Este binarismo, la mantención “inadvertida” de la distinción entre distribución y reconocimiento, ya se podía observar en Iustitia interrupta cuando, a modo de síntesis, sostenía que, en primer lugar, se debía “cuestionar la distinción entre cultura y economía; segundo, entender cómo las dos esferas actúan conjuntamente para producir injusticias; y tercero, descubrir cómo, en tanto prerrequisito para remediar las injusticias, las exigencias de reconocimiento pueden ser integradas con las pretensiones de redistribución en un proyecto omnicomprensivo”. ¿Por qué las política ligadas al reconocimiento debieran ser “integradas” a aquellas descritas desde la distribución? ¿Es acaso el marco de lo económico anterior y estructural a la cultura? ¿Es la cultura un mero complemento de lo realmente importante?

En este punto, Fraser parece olvidar la lección de Althusser que advertía que la ventaja de la metáfora espacial escindida entre base y superestructura estaba en que “hacía ver” que la base es la que determina en última instancia a todo el edificio social.

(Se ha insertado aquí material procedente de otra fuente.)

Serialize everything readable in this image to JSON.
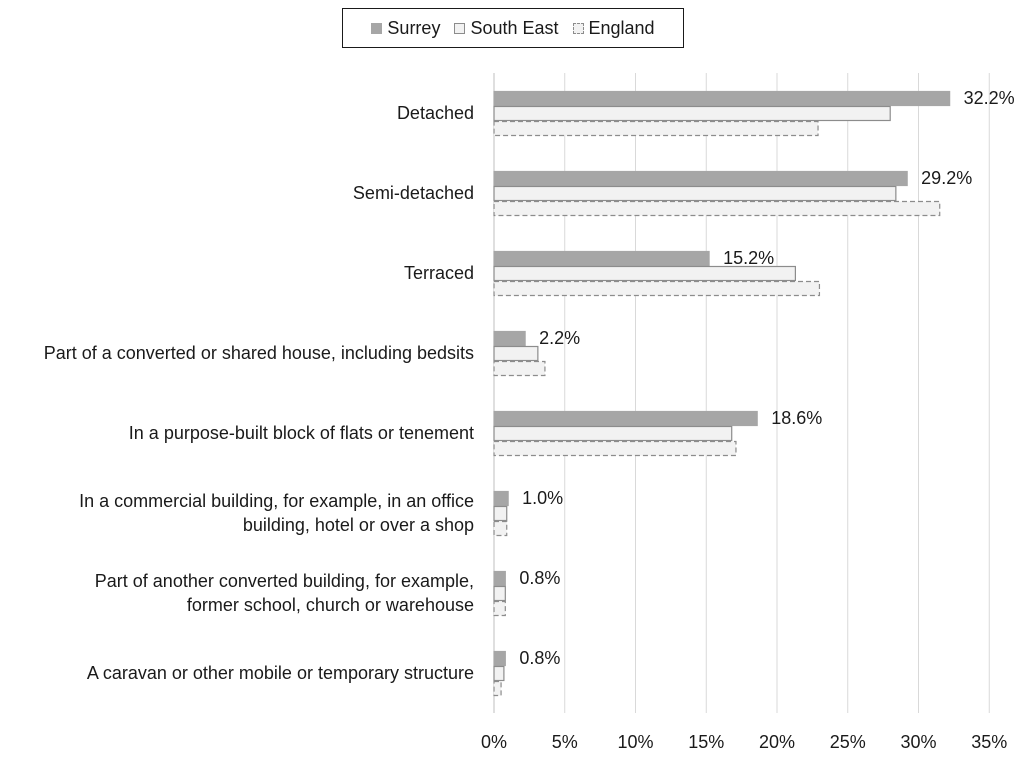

Esta eficiencia de la última instancia desplaza a un lugar suplementario la cuestiones relativas a lo jurídico-político (el derecho, el Estado) y a lo ideológico (diferentes ideologías, religiosas, morales, jurídicas, políticas). ¿No habría que prestar también atención a la reproducción del orden social?

Haciendo notar este olvido en lo que tiene que ver con las políticas sexuales, Judith Butler en el artículo titulado “Merely Cultural” (1997) -traducido como “El marxismo y lo meramente cultural”- no dudará en describir la posición de Nancy Fraser como un “neoconservadurismo de izquierda” que no advierte que las políticas del cuerpo no son “meramente” culturales sino que en su manifestación interrumpen “un modo específico de producción e intercambio sexual” desestabilizando, de ese modo, el sistema de género (la reproducción heterosexual del deseo). El cuerpo y sus políticas nunca han sido “meramente” culturales. Bien lo sabemos nosotras, aquí, en un país que aún no legaliza el aborto.

Este olvido de Fraser, el olvido de la reproducción, es el que la hace, primero,  universalizar la historia del feminismo y, segundo, describirlo como efecto de la estructura económica, sólo así es posible entender aquella afirmación que aparece en Fortunas del feminismo: “La teoría feminista tiende a seguir el espíritu de los tiempos”. El feminismo sería un simple reflejo de la transformación del modo de producción, suplementario, y por ello irrelevante. El tiempo de la economía es uno y subyace a la superestructura. De ahí que la historia del feminismo no sea sino la historia norteamericana. Esta historia no se cuenta con los tiempos del feminismo en América Latina, simplemente, porque las historias del feminismo latinoamericano no entran en la cuenta de lo que cuenta para la historia del feminismo de Fraser. Tampoco cuentan los tiempos del feminismo de Julieta Kirkwood, por ejemplo, que sin poder olvidar las injusticias sociales, en los años ochenta en Chile, hacía del feminismo también el lugar para el cuestionamiento de las narraciones teóricas e historiográficas en lo que éstas reproducían un orden masculino y patriarcal.

Las feministas no podemos tomar uno u otro lado del dilema, no podemos aceptar la distinción entre lo económico y lo cultural. Sabemos que desarrollar un concepto complejo de justicia implica, sin duda, posicionarse desde el punto de vista de la reproducción, esto es lo que Fraser olvida. Bien podríamos decir que las fortunas del feminismo de las que nos habla Fraser no son sino las “fortunas de las políticas de género”. Así al menos lo hemos visto en Chile. Fortunas del género que con el correr de los años de los gobiernos de la Concertación y en nombre de políticas eficientes para las “mujeres”, no dudan en volver contiguas las palabras “género”, “elite” y “poder”. Prueba de ello lo da el informe PNUD Género: desafíos de la igualdad (2010), libro cuya presentación cierra el primer gobierno de Michelle Bachelet. ¿Por qué las mujeres más afortunadas, no tienen más fortuna? se preguntan expertos y expertas en dicho informe. Bien podríamos decir que las políticas de género parecen no ser otra cosa que un síntoma del neoliberalismo, un síntoma también de una democracia elitista.